Aim lower,” Ellen DeGeneres joked about her unexalted childhood ambitions, and last night the Oscars did. She was dressed semiformally in an open collar and red velvet suit on a night that usually commands black tie or white. As she sometimes does on her daytime talk show, DeGeneres cruised the aisle with a microphone, chatting idly with Martin Scorsese and Clint Eastwood — bringing a casual Friday mood to Fancy Sunday.

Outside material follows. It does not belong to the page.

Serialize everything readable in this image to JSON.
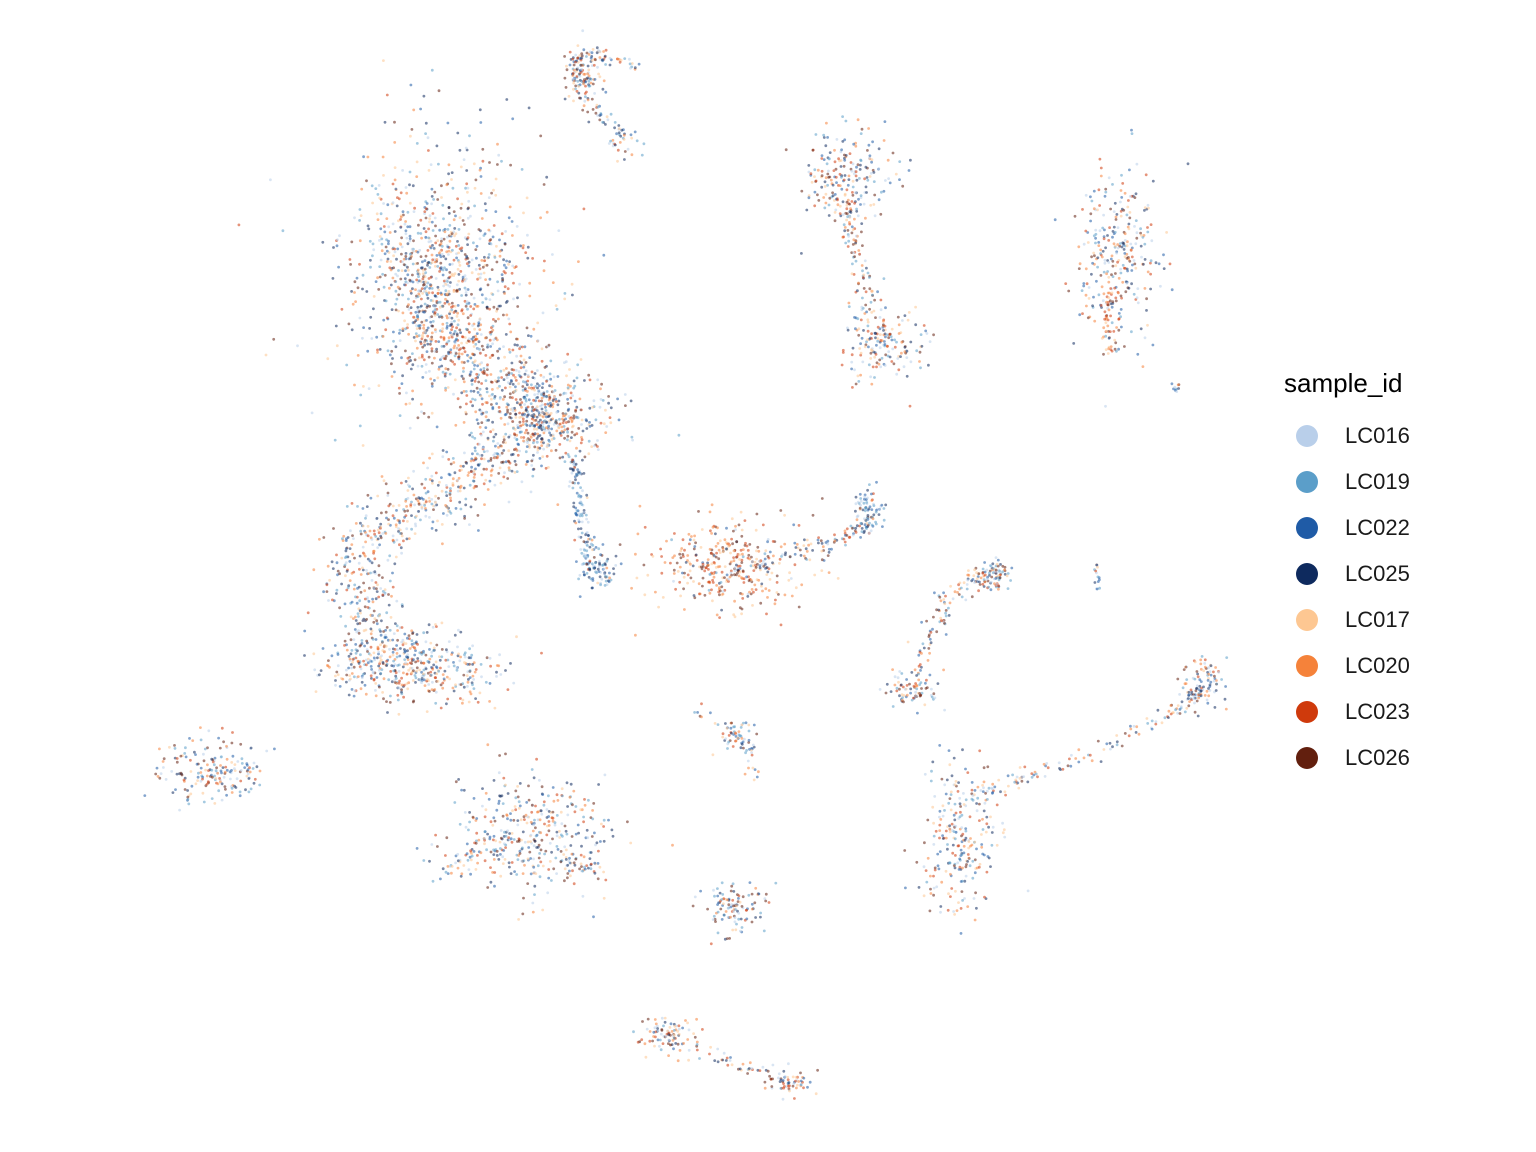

DeGeneres quipped that Judi Dench couldn’t be there because she was having her breasts done. But mostly she was cheeky but good-natured, far less barbed and sardonic than Jon Stewart last year or Chris Rock in 2005. And for all the red carpet gowns and glitter, inside the Kodak Theater the evening was molded to DeGeneres’s low-key comic style, starting with the opening short by Errol Morris, a montage of the nominees talking off the cuff against a stark white backdrop. The film was supposed to look pared down and avant-garde, but looked like a dot-com ad.
The Academy Awards are the one night when Hollywood struts and preens as if nothing is bigger or more powerful than the movie business. Yet the selection of DeGeneres, the first daytime talk-show host to serve as the master of ceremonies, was a reaffirmation of television as the dominant water-cooler medium — for the moment. The Internet is breathing down its neck, with red-carpet blogger coverage and sites that whittled down the evening into 30-second nuggets. It took quite a while to get to the meatier categories, and DeGeneres’s aisle routine got a little old. Martin Scorsese received a standing ovation for winning his Oscar, but there were few surprises among the winners.
Al Gore, whose star turn in the documentary An Inconvenient Truth won the film an Oscar, took the stage early in the evening to announce that, for the first time, the Oscars were “green,” and pretended to announce his candidacy for the Democratic nomination.
And like the Democratic Party the night was notable for its diversity: not just race or gender or sexual preference, but nationality. DeGeneres noted how many foreigners were nominated. “I see a few Americans,” she said. “Of course I’m talking about the seat fillers.”